Overnight the head of international security in that office Sir William Ehrman confirmed that Britain had never found any evidence to substantiate claims coming from the White House that Saddam Hussein had a link to Al Qaeda.
WILLIAM EHRMAN: Our view was that there was no evidence to suggest collaboration between, serious collaboration of any sort between Al Qaeda and Saddam Hussein's regime.
EMMA ALBERICI: Tim Dowse was the man responsible for counter-proliferation, he too was adamant that no relationship was ever established.
TIM DOWSE: After 9/11 we concluded that the Iraqi's had actually stepped further back, that they were, that they didn't want to be associated with Al Qaeda.
EMMA ALBERICI: The UK's Foreign Office did not believe that Iraq had nuclear missiles.
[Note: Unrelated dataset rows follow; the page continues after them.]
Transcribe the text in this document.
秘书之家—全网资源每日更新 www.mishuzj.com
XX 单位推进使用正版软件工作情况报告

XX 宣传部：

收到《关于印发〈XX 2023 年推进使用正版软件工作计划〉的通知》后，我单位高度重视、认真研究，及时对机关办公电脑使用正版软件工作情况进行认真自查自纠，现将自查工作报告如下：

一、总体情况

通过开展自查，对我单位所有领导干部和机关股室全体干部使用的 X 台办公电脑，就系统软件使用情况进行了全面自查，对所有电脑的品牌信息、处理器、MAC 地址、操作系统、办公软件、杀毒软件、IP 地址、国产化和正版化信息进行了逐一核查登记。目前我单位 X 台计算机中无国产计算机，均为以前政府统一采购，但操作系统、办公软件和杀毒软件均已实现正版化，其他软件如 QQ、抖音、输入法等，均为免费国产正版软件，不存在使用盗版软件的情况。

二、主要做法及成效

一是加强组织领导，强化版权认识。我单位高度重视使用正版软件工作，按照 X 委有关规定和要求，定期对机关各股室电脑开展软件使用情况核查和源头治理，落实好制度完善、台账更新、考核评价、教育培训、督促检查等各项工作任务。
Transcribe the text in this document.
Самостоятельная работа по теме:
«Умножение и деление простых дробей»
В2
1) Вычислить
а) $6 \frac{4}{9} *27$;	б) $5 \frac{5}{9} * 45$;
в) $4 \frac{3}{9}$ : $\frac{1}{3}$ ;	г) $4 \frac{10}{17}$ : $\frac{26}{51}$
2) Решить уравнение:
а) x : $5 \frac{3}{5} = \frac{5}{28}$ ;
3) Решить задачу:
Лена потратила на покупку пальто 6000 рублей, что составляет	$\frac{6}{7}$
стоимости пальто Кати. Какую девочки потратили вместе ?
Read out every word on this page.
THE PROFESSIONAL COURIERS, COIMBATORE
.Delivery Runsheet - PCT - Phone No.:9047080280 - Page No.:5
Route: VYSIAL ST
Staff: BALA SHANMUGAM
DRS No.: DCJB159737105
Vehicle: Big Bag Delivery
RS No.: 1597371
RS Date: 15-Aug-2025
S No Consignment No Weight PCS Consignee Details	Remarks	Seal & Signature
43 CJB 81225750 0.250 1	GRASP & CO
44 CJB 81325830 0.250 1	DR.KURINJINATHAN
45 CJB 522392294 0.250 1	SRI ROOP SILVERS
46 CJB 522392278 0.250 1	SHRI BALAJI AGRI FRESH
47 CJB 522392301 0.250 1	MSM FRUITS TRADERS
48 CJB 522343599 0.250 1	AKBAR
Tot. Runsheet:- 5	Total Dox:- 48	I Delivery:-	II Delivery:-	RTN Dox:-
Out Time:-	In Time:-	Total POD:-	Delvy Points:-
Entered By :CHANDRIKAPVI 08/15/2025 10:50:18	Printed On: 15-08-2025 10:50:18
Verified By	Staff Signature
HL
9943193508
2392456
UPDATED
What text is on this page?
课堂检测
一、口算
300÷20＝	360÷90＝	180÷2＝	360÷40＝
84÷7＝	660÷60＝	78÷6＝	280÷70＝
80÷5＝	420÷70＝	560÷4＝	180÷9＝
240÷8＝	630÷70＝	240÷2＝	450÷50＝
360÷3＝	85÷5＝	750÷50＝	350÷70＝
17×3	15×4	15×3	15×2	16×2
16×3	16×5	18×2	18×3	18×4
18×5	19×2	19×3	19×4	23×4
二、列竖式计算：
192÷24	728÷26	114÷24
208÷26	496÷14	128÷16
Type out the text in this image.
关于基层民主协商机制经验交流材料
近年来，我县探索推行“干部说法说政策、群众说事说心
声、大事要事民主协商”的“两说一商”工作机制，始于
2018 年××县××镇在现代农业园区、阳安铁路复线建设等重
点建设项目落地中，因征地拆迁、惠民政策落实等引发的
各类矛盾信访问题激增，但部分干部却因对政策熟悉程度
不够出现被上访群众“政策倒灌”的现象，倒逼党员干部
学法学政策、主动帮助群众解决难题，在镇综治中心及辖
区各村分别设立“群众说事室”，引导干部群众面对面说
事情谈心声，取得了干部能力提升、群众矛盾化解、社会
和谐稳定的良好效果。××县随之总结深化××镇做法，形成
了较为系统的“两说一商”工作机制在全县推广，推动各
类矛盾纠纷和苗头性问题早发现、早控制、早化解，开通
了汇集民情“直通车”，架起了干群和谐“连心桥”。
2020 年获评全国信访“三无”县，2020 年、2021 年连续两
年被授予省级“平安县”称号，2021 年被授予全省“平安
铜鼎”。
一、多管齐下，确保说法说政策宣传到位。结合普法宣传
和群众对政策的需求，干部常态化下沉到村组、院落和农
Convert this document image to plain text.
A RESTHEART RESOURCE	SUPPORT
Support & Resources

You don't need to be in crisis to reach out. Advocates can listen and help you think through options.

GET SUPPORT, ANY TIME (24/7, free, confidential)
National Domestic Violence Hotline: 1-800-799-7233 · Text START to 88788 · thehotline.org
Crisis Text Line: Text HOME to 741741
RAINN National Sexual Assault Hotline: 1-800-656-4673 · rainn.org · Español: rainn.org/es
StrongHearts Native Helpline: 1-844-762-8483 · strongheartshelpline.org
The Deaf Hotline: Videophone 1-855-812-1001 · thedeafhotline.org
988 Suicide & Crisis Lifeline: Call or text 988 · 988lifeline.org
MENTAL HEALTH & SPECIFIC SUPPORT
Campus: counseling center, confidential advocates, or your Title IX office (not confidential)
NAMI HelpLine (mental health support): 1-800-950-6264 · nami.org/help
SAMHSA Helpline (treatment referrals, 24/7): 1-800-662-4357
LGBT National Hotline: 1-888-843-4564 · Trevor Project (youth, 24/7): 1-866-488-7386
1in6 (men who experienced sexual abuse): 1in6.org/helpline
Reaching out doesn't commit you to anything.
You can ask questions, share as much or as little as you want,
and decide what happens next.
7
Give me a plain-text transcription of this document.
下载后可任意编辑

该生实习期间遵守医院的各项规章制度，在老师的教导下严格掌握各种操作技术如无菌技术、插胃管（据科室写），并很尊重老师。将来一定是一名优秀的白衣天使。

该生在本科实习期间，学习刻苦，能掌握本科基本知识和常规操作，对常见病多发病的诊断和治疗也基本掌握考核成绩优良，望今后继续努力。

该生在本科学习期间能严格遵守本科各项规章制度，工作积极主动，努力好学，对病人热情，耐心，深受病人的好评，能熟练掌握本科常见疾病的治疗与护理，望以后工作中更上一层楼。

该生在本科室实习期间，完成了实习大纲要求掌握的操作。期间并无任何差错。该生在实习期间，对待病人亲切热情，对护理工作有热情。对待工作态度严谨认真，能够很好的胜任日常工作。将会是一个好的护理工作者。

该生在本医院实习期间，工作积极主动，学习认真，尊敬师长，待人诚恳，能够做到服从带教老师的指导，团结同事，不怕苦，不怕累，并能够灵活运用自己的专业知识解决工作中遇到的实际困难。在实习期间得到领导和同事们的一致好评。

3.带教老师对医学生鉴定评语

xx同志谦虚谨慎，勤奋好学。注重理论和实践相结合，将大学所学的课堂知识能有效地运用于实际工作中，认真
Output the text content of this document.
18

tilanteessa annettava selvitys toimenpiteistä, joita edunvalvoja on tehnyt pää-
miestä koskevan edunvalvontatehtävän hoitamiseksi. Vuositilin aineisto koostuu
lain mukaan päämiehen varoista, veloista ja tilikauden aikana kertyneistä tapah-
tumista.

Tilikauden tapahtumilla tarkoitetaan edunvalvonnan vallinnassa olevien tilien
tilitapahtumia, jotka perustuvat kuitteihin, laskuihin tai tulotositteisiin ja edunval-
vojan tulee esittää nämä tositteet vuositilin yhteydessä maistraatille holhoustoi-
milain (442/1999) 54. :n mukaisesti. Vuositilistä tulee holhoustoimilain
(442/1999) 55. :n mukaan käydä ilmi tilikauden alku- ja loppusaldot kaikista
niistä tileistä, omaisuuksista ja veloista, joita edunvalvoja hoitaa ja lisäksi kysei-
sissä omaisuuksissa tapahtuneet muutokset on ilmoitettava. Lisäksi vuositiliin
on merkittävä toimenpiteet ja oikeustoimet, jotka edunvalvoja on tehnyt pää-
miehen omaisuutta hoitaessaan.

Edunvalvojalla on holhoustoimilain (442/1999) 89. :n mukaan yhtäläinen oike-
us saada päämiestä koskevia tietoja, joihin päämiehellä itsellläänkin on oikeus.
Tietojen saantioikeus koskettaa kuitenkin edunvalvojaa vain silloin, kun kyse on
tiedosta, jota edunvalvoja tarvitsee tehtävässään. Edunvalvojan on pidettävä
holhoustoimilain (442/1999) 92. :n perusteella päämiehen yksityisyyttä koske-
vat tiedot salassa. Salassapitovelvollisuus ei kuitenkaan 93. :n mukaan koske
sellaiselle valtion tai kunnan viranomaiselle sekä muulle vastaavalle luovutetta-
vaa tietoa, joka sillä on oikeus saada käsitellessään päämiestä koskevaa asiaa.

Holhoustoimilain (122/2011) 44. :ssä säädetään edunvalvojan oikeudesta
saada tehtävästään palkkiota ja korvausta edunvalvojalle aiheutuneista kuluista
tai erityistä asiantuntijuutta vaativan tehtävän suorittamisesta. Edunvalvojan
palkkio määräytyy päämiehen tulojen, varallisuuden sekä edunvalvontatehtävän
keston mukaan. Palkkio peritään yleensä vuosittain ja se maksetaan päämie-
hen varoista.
They were convinced that the international atomic energy agency had successfully dismantled Saddam Hussein's capabilities.
Sir William Ehrman told the inquiry that in the ten days before military action he had received intelligence that debunked the notion that Iraq was an immediate threat.
WILLIAM EHRMAN: We did at the very end, I think on the 10th of March get a report that chemical weapons might have remained disassembled and Saddam hadn't yet ordered their assembly, and there was also suggestion that Iraq might lack war heads capable of the effective dispersal of agents.
EMMA ALBERICI: Not only were there no nuclear or chemical weapons considered dangerous, the UK's intelligence community ranked Iraq fourth on a list of states posing the greatest risk to Britain's national security - Iran, North Korea and Libya were all thought to be bigger threats.
The officials said that the government ministers were warned before the invasion and throughout the war that there were huge gaps in the UK's intelligence about Iraq's weapons program.
Tim Dowse was asked this question by Sir Lawrence Freedman, one of the Iraq inquiry's five panel members.
LAWRENCE FREEDMAN: Would you regard the prime minister's statement in December 2003 that the Iraq survey group has already found massive evidence of a huge system of clandestine laboratories, as corresponding to the advice you were giving to ministers?
TIM DOWSE: I did not advise him to use those words.
EMMA ALBERICI: The issue of Iraq's ability to produce or use weapons of mass destruction is central to the inquiry which must ultimately decide whether Tony Blair misled the Parliament over the reasons for going to war in 2003.
The next hearing will focus on the relationship between Tony Blair and George Bush and whether Britain went to war just to please Washington.